Bewertet werden grundsätzlich die Grundaromen, Stärke und Aromen der Zigarren, und zwar im ersten, im zweiten und im letzten Drittel der Zigarre. Wenn es sich bei den getesteten Stücken nicht gerade um 08-15-Ware handelt, kommt da schnell eine zweistellige Zahl von Aromen zusammen. Typisch ist für die meisten von ihnen, daß sie nicht allein auftreten, sondern in Gruppen, welche wiederum an bestimmte Geschmackserlebnisse erinnern. „Heu das auf Wiesen dunstet“ vermittelt ebenso ein stimmiges Bild wie „Pilze, die in der Sonne trocknen“. Dergleichen hat jedermann schon wahrgenommen und kann sich auch erinnern. Bestimmte Spezifika wie beispielsweise „Duft nach jungen Brennesseln“ oder „eine oxydative Madeiranote“ sind schon eher kein Allgemeingut. Wenn Sie wissen wollen, was sich dahinter verbirgt, sollten Sie eine junge Brennessel pflücken oder einen Schluck Madeira im Glas schwenken, ihn über Nacht stehenlassen und am anderen Morgen beschnuppern. Überhaupt gilt die Pflicht zur Präzision. Holzaromen z.B. sind ein weites Feld; hier stellt sich die Frage ob Buchenholz, harzige Fichte, Süßholz oder ein faulender Stubben gemeint ist. Kaffee ist nicht gleich Kaffee, außerdem riecht er anders als Mocca und Espresso, bei Kakaonoten kommt es auf den Gehalt an Ölen an, die das Kakaoaroma bestimmten. Das Ganze verdient intensive Beschäftigung mit seinen Besonderheiten, ebenso die Reaktion der Zigarre auf schnelles Rauchen, starkes Ziehen etc.

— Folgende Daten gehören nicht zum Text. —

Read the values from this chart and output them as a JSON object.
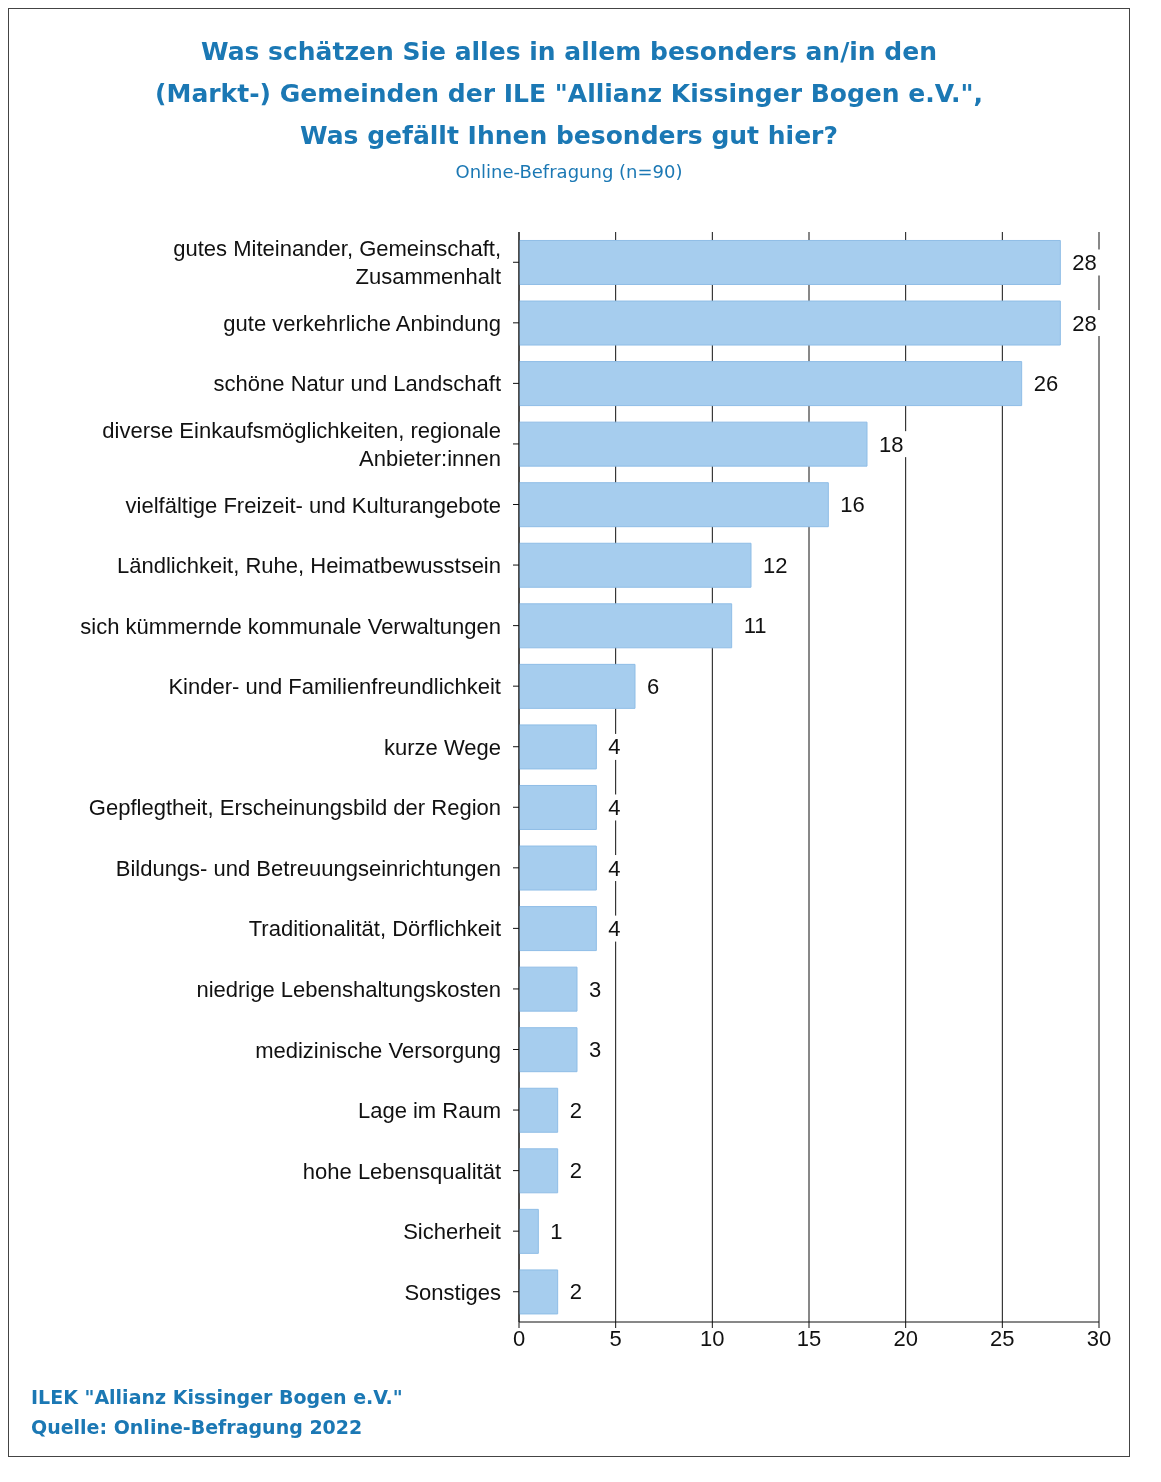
{
  "chart_data": {
    "type": "bar",
    "orientation": "horizontal",
    "title": "Was schätzen Sie alles in allem besonders an/in den (Markt-) Gemeinden der ILE \"Allianz Kissinger Bogen e.V.\", Was gefällt Ihnen besonders gut hier?",
    "subtitle": "Online-Befragung (n=90)",
    "categories": [
      "gutes Miteinander, Gemeinschaft, Zusammenhalt",
      "gute verkehrliche Anbindung",
      "schöne Natur und Landschaft",
      "diverse Einkaufsmöglichkeiten, regionale Anbieter:innen",
      "vielfältige Freizeit- und Kulturangebote",
      "Ländlichkeit, Ruhe, Heimatbewusstsein",
      "sich kümmernde kommunale Verwaltungen",
      "Kinder- und Familienfreundlichkeit",
      "kurze Wege",
      "Gepflegtheit, Erscheinungsbild der Region",
      "Bildungs- und Betreuungseinrichtungen",
      "Traditionalität, Dörflichkeit",
      "niedrige Lebenshaltungskosten",
      "medizinische Versorgung",
      "Lage im Raum",
      "hohe Lebensqualität",
      "Sicherheit",
      "Sonstiges"
    ],
    "values": [
      28,
      28,
      26,
      18,
      16,
      12,
      11,
      6,
      4,
      4,
      4,
      4,
      3,
      3,
      2,
      2,
      1,
      2
    ],
    "color": "#a6cdee",
    "xlim": [
      0,
      30
    ],
    "xticks": [
      0,
      5,
      10,
      15,
      20,
      25,
      30
    ],
    "grid": "x",
    "data_labels": true,
    "annotations": [
      "ILEK \"Allianz Kissinger Bogen e.V.\"",
      "Quelle: Online-Befragung 2022"
    ]
  }
}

Wenn es Ihnen nicht gelingt, mit der ersten Zigarre die Aromen und Nuancen herauszuschmecken, die Sie in unseren Beschreibungen entdecken, ist das nicht nur nicht verwunderlich, sondern auch kein Ärgernis. Drei oder fünf geschulte und erfahrene Tester haben naturgemäß einem Vorsprung vor dem einzelnen Genießer, der es sich mit seiner Zigarre auf dem Balkon bequem macht. Und jenen, die den Aromen nicht hinterherschmecken und sich nicht in Beschreibungen derselben üben, sondern einfach nur feststellen, daß Ihnen der Tabakgeschmack gefällt, und daß sie sich beim Genuß prima entspannen können, gibt es nichts vorzuhalten. Kleiner Tip für die private Verkostung: Am besten zwei Zigarren aus ein und der gleichen Kiste erwerben und an unterschiedlichen Tagen aber mit dem gleichen Begleitgetränk in Ruhe abschmecken. Schon wer dabei die wesentlichen Eindrücke notiert, wird neben Gemeinsamkeiten auch unterschiedliche Geschmacksbilder feststellen.